Артемисия состроила рожицу своим алым ногтям.
– Был у меня French lover когда-то, – мечтательно проговорила она. – Фердинанд Делаэ хотел представить меня на Ривьере, на своей вилле, на своей яхте… и своей матери. Одна вещь, одна-единственная, могла вытащить его из постели до трех часов пополудни: запах старого камамбера.
– Кам… бёрр? Что это?
– Ты не знаешь, что это такое, счастливица. Помнишь Боксерскую Грушу Джино, бродягу с авеню Б? В этой его шапке из крысы, с которой он никогда не расставался? Он из нее ел, из нее пил, плевал в нее и сморкался. Спал на ней, вытирал ею ноги, а может, заодно и задницу. Ну вот, камамбер – это и есть шапка Джино. Французы от него без ума.
Истер Уитти хорошенько встряхнула подушку. Надолго задумалась и прошептала:
– Но эти типы на улице, как вы думаете, они… они имеют что-то против моего Силаса?

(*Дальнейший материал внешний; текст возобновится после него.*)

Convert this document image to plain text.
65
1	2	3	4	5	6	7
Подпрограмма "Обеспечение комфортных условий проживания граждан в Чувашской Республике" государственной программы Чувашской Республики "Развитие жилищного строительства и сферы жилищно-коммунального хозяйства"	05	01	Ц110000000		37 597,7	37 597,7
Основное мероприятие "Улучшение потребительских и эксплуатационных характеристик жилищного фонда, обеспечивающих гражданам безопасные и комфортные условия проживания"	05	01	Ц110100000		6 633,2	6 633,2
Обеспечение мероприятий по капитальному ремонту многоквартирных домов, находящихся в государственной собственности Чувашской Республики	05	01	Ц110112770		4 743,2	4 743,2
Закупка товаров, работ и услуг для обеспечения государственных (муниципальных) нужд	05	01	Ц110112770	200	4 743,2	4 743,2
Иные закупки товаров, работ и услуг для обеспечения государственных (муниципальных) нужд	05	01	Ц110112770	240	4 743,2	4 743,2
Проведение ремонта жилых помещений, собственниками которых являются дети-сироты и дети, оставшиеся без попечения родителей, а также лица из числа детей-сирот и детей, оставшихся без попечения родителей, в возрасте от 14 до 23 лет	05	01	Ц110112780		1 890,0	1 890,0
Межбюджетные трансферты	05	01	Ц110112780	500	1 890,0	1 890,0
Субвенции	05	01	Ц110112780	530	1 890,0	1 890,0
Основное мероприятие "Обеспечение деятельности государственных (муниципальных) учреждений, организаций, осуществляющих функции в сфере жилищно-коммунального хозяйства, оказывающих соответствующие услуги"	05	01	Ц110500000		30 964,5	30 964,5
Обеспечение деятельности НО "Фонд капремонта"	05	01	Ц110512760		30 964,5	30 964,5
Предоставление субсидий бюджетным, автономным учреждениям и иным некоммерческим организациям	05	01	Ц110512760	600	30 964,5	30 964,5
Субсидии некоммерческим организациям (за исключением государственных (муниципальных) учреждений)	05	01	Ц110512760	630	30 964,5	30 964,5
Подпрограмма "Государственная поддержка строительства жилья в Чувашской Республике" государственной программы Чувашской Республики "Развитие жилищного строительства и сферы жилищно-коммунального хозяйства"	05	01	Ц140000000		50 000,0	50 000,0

Артемисия уселась перед зеркалом за туалетным столиком. Открыла флакон с васильковой водой, вылила каплю на маленькую розовую губку и провела ею по лбу.
– Дриззл участвует в… сборищах?
– Он никогда ничего не говорит. Может быть.
Истер Уитти остановилась, прижав к себе диванную подушку.
– …Я сама участвовала в беспорядках в Гарлеме в сорок третьем, от меня досталось не одному полицейскому. У этих ребят на всех досье. Они в курсе вашей предыстории.